Machine learning systems have a “human in the loop”. Whether it is distant people who don’t drive who are classifying images
to train the machine learning for automobile automata or the data scientists cleaning dirty data or programmers
selecting ML algorithms, human judgements and biases are involved. The ethical and political considerations I will
reserve for another note but the biases and assumptions in this guitar synthesizer situation are interesting.
The first one is a confusion between fundamental frequency estimation and perceived pitch. Perceived pitch is complicated
especially for strings which sound inharmonically which they usually do if struck or plucked (and not bowed). In the case of the low
strings the fundamental is often missing so inference of the stretched upper partials is involved. We made a little progress on
this when Nicolas Obin visited CNMAT and worked on an extensive sound data base for pitch detection and an evaluation
of the common algorithms. We tried to estimate the fundemental frequency and the exponent of the usual approximation to stretched partials
from the musical acoustics literature.
The second hazard and unfinished business concerns assumptions about what tuning the guitar might be in. The common enthusiasm
to round things to MIDI note numbers and equal temperament should be avoided. It is surprising how little work has been
done on how people actually tune their guitars. It is certainly far from equal temperament. I did a quick survey
of guitar tuning moments on on-line videos of well-established guitarists. The stories of how electronic tuners don’t work
are very common. I often observe careful tuning with an electronic tuner and then fine adjustments away from equal temperament
during the first verse of the song. Some performers simply tune entirely by ear from perhaps a tuning fork or single
reference.
It’s important for me that further complications of this situation be taken into account because I see the bar
being set rather low on evaluations of new pitch detectors for guitar. Unless you are only interested in transcription you have to
work harder to characterize the sounds carefully and not assume the guitar is in tune, or is played in tune or has stable tuning.

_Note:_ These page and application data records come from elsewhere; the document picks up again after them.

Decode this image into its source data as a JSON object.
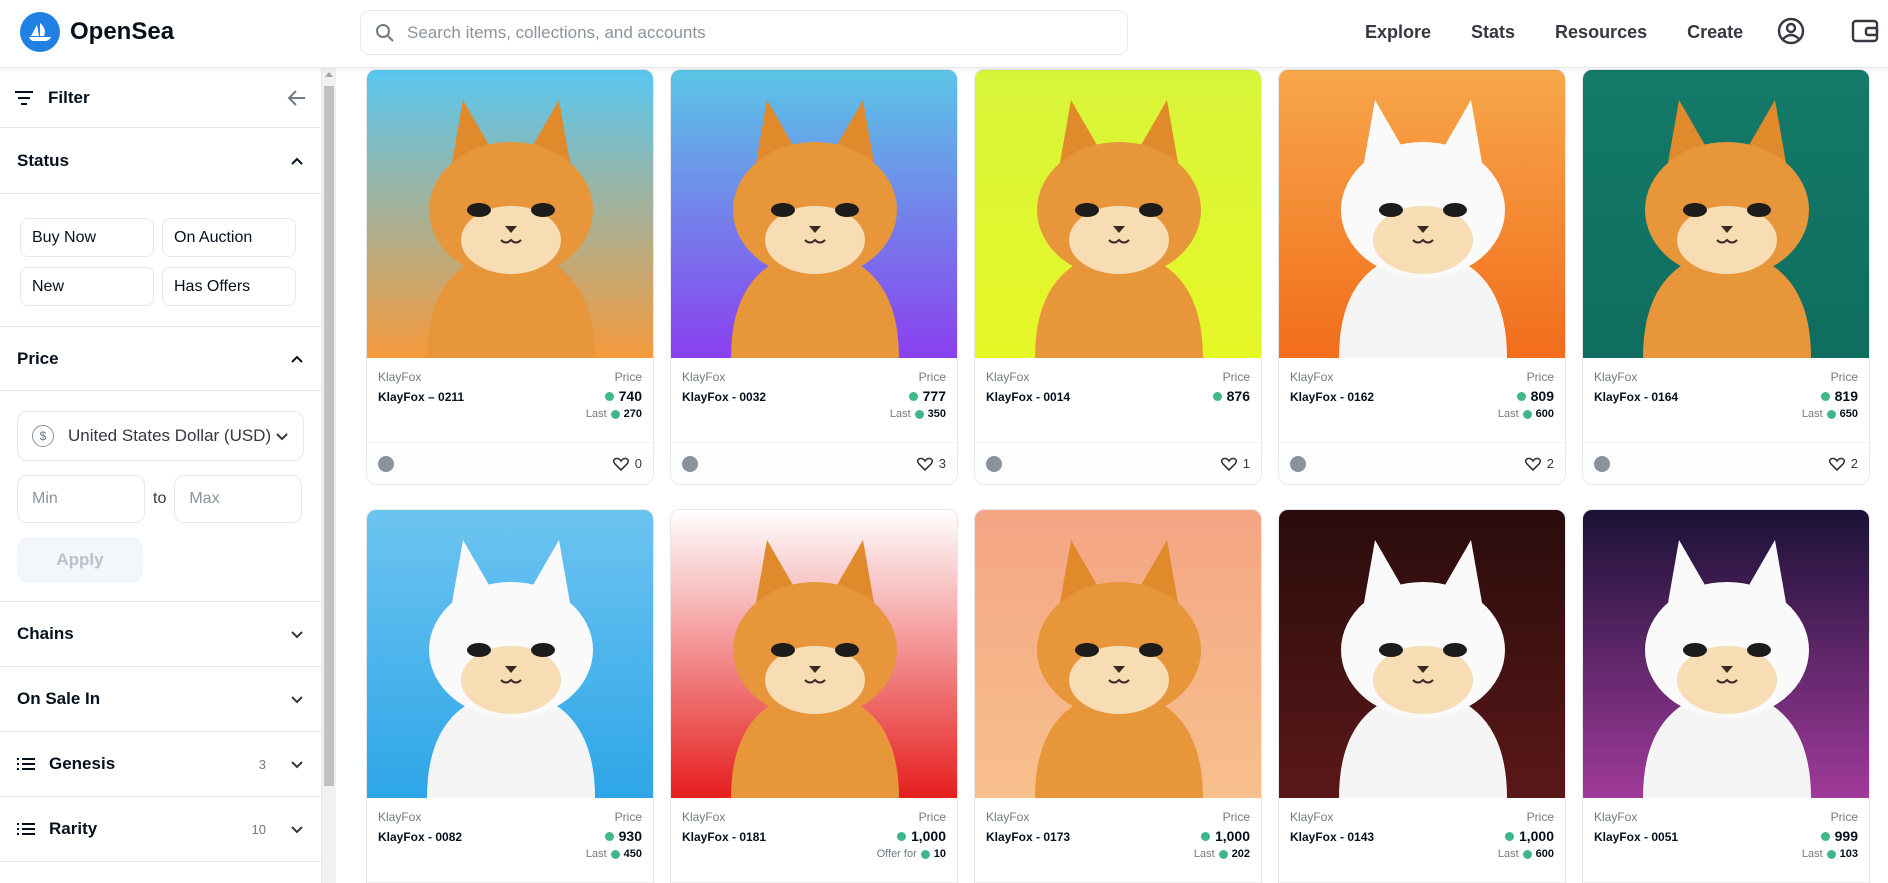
{
  "brand": {
    "name": "OpenSea",
    "color": "#2081e2"
  },
  "search": {
    "placeholder": "Search items, collections, and accounts"
  },
  "nav": {
    "explore": "Explore",
    "stats": "Stats",
    "resources": "Resources",
    "create": "Create"
  },
  "sidebar": {
    "filter_label": "Filter",
    "status_title": "Status",
    "status_options": [
      "Buy Now",
      "On Auction",
      "New",
      "Has Offers"
    ],
    "price_title": "Price",
    "currency_symbol": "$",
    "currency": "United States Dollar (USD)",
    "min_placeholder": "Min",
    "max_placeholder": "Max",
    "to": "to",
    "apply": "Apply",
    "chains": "Chains",
    "on_sale_in": "On Sale In",
    "genesis": {
      "label": "Genesis",
      "count": "3"
    },
    "rarity": {
      "label": "Rarity",
      "count": "10"
    }
  },
  "price_label": "Price",
  "cards": [
    {
      "collection": "KlayFox",
      "name": "KlayFox – 0211",
      "price": "740",
      "sub_label": "Last",
      "sub_value": "270",
      "likes": "0",
      "bg": [
        "#58c7f0",
        "#f59a3c"
      ],
      "accessory": "campfire"
    },
    {
      "collection": "KlayFox",
      "name": "KlayFox - 0032",
      "price": "777",
      "sub_label": "Last",
      "sub_value": "350",
      "likes": "3",
      "bg": [
        "#5bc6e6",
        "#8b3ff0"
      ],
      "accessory": "tshirt"
    },
    {
      "collection": "KlayFox",
      "name": "KlayFox - 0014",
      "price": "876",
      "sub_label": "",
      "sub_value": "",
      "likes": "1",
      "bg": [
        "#d8f53a",
        "#e6f726"
      ],
      "accessory": "goggles"
    },
    {
      "collection": "KlayFox",
      "name": "KlayFox - 0162",
      "price": "809",
      "sub_label": "Last",
      "sub_value": "600",
      "likes": "2",
      "bg": [
        "#f7a74a",
        "#f26d1c"
      ],
      "accessory": "mask"
    },
    {
      "collection": "KlayFox",
      "name": "KlayFox - 0164",
      "price": "819",
      "sub_label": "Last",
      "sub_value": "650",
      "likes": "2",
      "bg": [
        "#147a6a",
        "#0f6d5f"
      ],
      "accessory": "hanbok"
    },
    {
      "collection": "KlayFox",
      "name": "KlayFox - 0082",
      "price": "930",
      "sub_label": "Last",
      "sub_value": "450",
      "likes": "",
      "bg": [
        "#6cc4f0",
        "#2ea6e8"
      ],
      "accessory": "penguin"
    },
    {
      "collection": "KlayFox",
      "name": "KlayFox - 0181",
      "price": "1,000",
      "sub_label": "Offer for",
      "sub_value": "10",
      "likes": "",
      "bg": [
        "#ffffff",
        "#e61e1e"
      ],
      "accessory": "bitcoin"
    },
    {
      "collection": "KlayFox",
      "name": "KlayFox - 0173",
      "price": "1,000",
      "sub_label": "Last",
      "sub_value": "202",
      "likes": "",
      "bg": [
        "#f4a583",
        "#f7c08c"
      ],
      "accessory": "blossom"
    },
    {
      "collection": "KlayFox",
      "name": "KlayFox - 0143",
      "price": "1,000",
      "sub_label": "Last",
      "sub_value": "600",
      "likes": "",
      "bg": [
        "#2a0c0c",
        "#5a1818"
      ],
      "accessory": "umbrella"
    },
    {
      "collection": "KlayFox",
      "name": "KlayFox - 0051",
      "price": "999",
      "sub_label": "Last",
      "sub_value": "103",
      "likes": "",
      "bg": [
        "#1b1236",
        "#a03a9a"
      ],
      "accessory": "astronaut"
    }
  ]
}
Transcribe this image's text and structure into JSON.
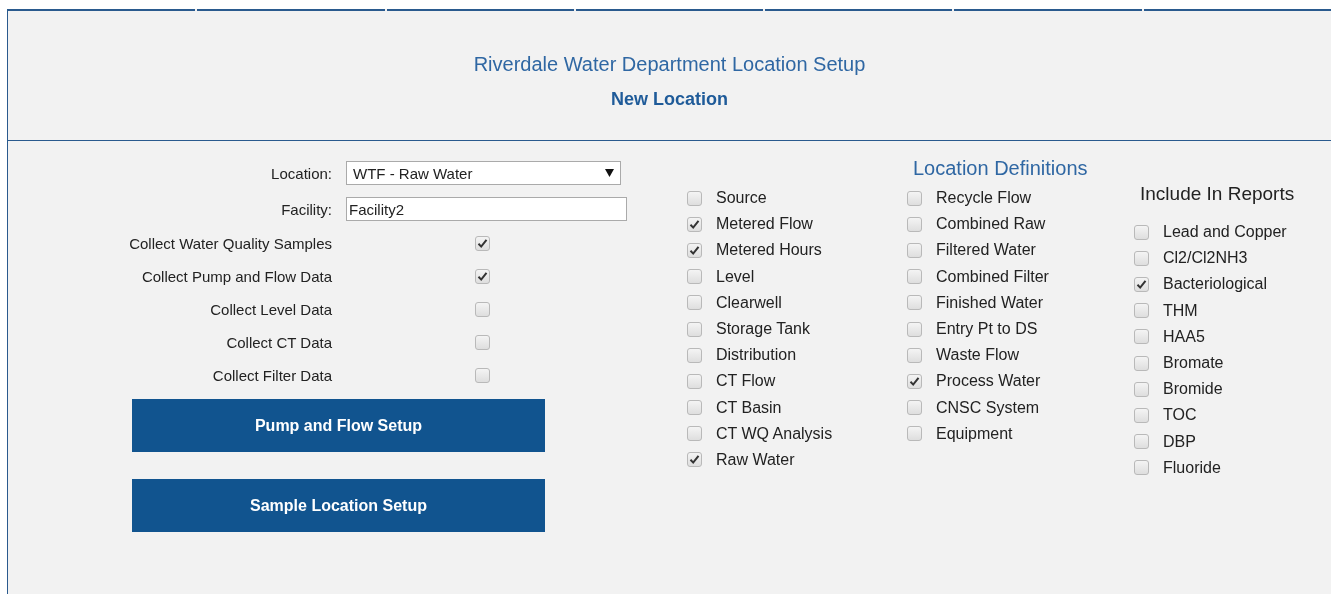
{
  "header": {
    "title": "Riverdale Water Department Location Setup",
    "subtitle": "New Location"
  },
  "form": {
    "location": {
      "label": "Location:",
      "value": "WTF - Raw Water"
    },
    "facility": {
      "label": "Facility:",
      "value": "Facility2"
    },
    "options": [
      {
        "label": "Collect Water Quality Samples",
        "checked": true
      },
      {
        "label": "Collect Pump and Flow Data",
        "checked": true
      },
      {
        "label": "Collect Level Data",
        "checked": false
      },
      {
        "label": "Collect CT Data",
        "checked": false
      },
      {
        "label": "Collect Filter Data",
        "checked": false
      }
    ],
    "buttons": [
      "Pump and Flow Setup",
      "Sample Location Setup"
    ]
  },
  "definitions": {
    "title": "Location Definitions",
    "column_1": [
      {
        "label": "Source",
        "checked": false
      },
      {
        "label": "Metered Flow",
        "checked": true
      },
      {
        "label": "Metered Hours",
        "checked": true
      },
      {
        "label": "Level",
        "checked": false
      },
      {
        "label": "Clearwell",
        "checked": false
      },
      {
        "label": "Storage Tank",
        "checked": false
      },
      {
        "label": "Distribution",
        "checked": false
      },
      {
        "label": "CT Flow",
        "checked": false
      },
      {
        "label": "CT Basin",
        "checked": false
      },
      {
        "label": "CT WQ Analysis",
        "checked": false
      },
      {
        "label": "Raw Water",
        "checked": true
      }
    ],
    "column_2": [
      {
        "label": "Recycle Flow",
        "checked": false
      },
      {
        "label": "Combined Raw",
        "checked": false
      },
      {
        "label": "Filtered Water",
        "checked": false
      },
      {
        "label": "Combined Filter",
        "checked": false
      },
      {
        "label": "Finished Water",
        "checked": false
      },
      {
        "label": "Entry Pt to DS",
        "checked": false
      },
      {
        "label": "Waste Flow",
        "checked": false
      },
      {
        "label": "Process Water",
        "checked": true
      },
      {
        "label": "CNSC System",
        "checked": false
      },
      {
        "label": "Equipment",
        "checked": false
      }
    ]
  },
  "reports": {
    "title": "Include In Reports",
    "items": [
      {
        "label": "Lead and Copper",
        "checked": false
      },
      {
        "label": "Cl2/Cl2NH3",
        "checked": false
      },
      {
        "label": "Bacteriological",
        "checked": true
      },
      {
        "label": "THM",
        "checked": false
      },
      {
        "label": "HAA5",
        "checked": false
      },
      {
        "label": "Bromate",
        "checked": false
      },
      {
        "label": "Bromide",
        "checked": false
      },
      {
        "label": "TOC",
        "checked": false
      },
      {
        "label": "DBP",
        "checked": false
      },
      {
        "label": "Fluoride",
        "checked": false
      }
    ]
  }
}
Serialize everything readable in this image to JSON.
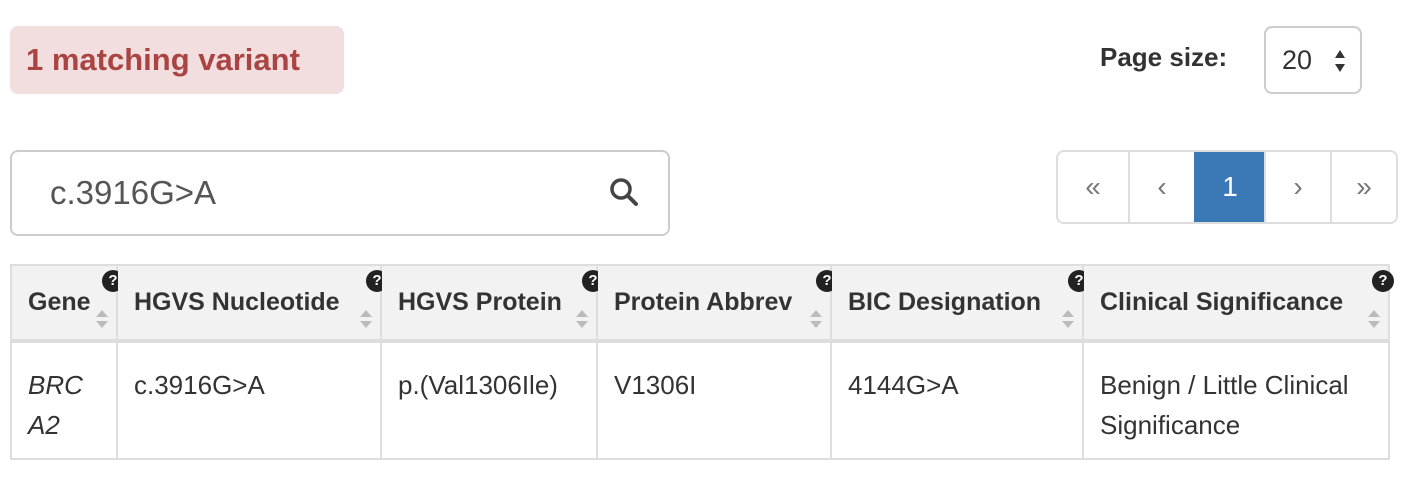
{
  "results": {
    "count_label": "1 matching variant"
  },
  "page_size": {
    "label": "Page size:",
    "value": "20"
  },
  "search": {
    "value": "c.3916G>A",
    "placeholder": ""
  },
  "pagination": {
    "first": "«",
    "prev": "‹",
    "current": "1",
    "next": "›",
    "last": "»"
  },
  "table": {
    "headers": [
      "Gene",
      "HGVS Nucleotide",
      "HGVS Protein",
      "Protein Abbrev",
      "BIC Designation",
      "Clinical Significance"
    ],
    "rows": [
      {
        "gene": "BRCA2",
        "hgvs_nucleotide": "c.3916G>A",
        "hgvs_protein": "p.(Val1306Ile)",
        "protein_abbrev": "V1306I",
        "bic_designation": "4144G>A",
        "clinical_significance": "Benign / Little Clinical Significance"
      }
    ]
  },
  "icons": {
    "help": "?"
  },
  "colors": {
    "badge_bg": "#f2dede",
    "badge_text": "#a94442",
    "active_page": "#3b78b6",
    "link": "#337ab7"
  }
}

So before I reveal this final complication and more unfinished business I need to explain why I built a concrete guitar at CNMAT.
Osman Ishvan and I developed a new magnetic pickup for guitars which could separate the horizontal and vertical components of the
lateral wave. The idea was that horizontal wave would be a better thing to analyze for fundemental frequency estimation because it
would have less cross talk induced by the vertical component moving the top plate of the guitar. (In that account the guitar is
considered being played lapstyle). I found a block of concrete at the base of a wall outside the 1750 Arch Street building
and installed strings and our new pickup there onto concrete anchors. The idea was to eliminate the mechanical cross-talk
and confirm that we had designed the magnet circuit well enough to eliminate cross talk from magnetic coupling between
the strings. This was successful. What we discovered installing the pickup on actual guitars was that more than half the
crosstalk (communication between strings) was from motion of the neck which is not a good idea to engineer out of
your guitar. So here is the rub: strings coupled this way entrain each other to new vibrational frequencies. How much and when
depends on the chord you might be playing and the tuning of the guitar and which strings are coupling. This is another
reason why a double training loop might be interesting - but we may have to include techniques akin to those used for
audio source separation to mitigate or exploit the important string coupling.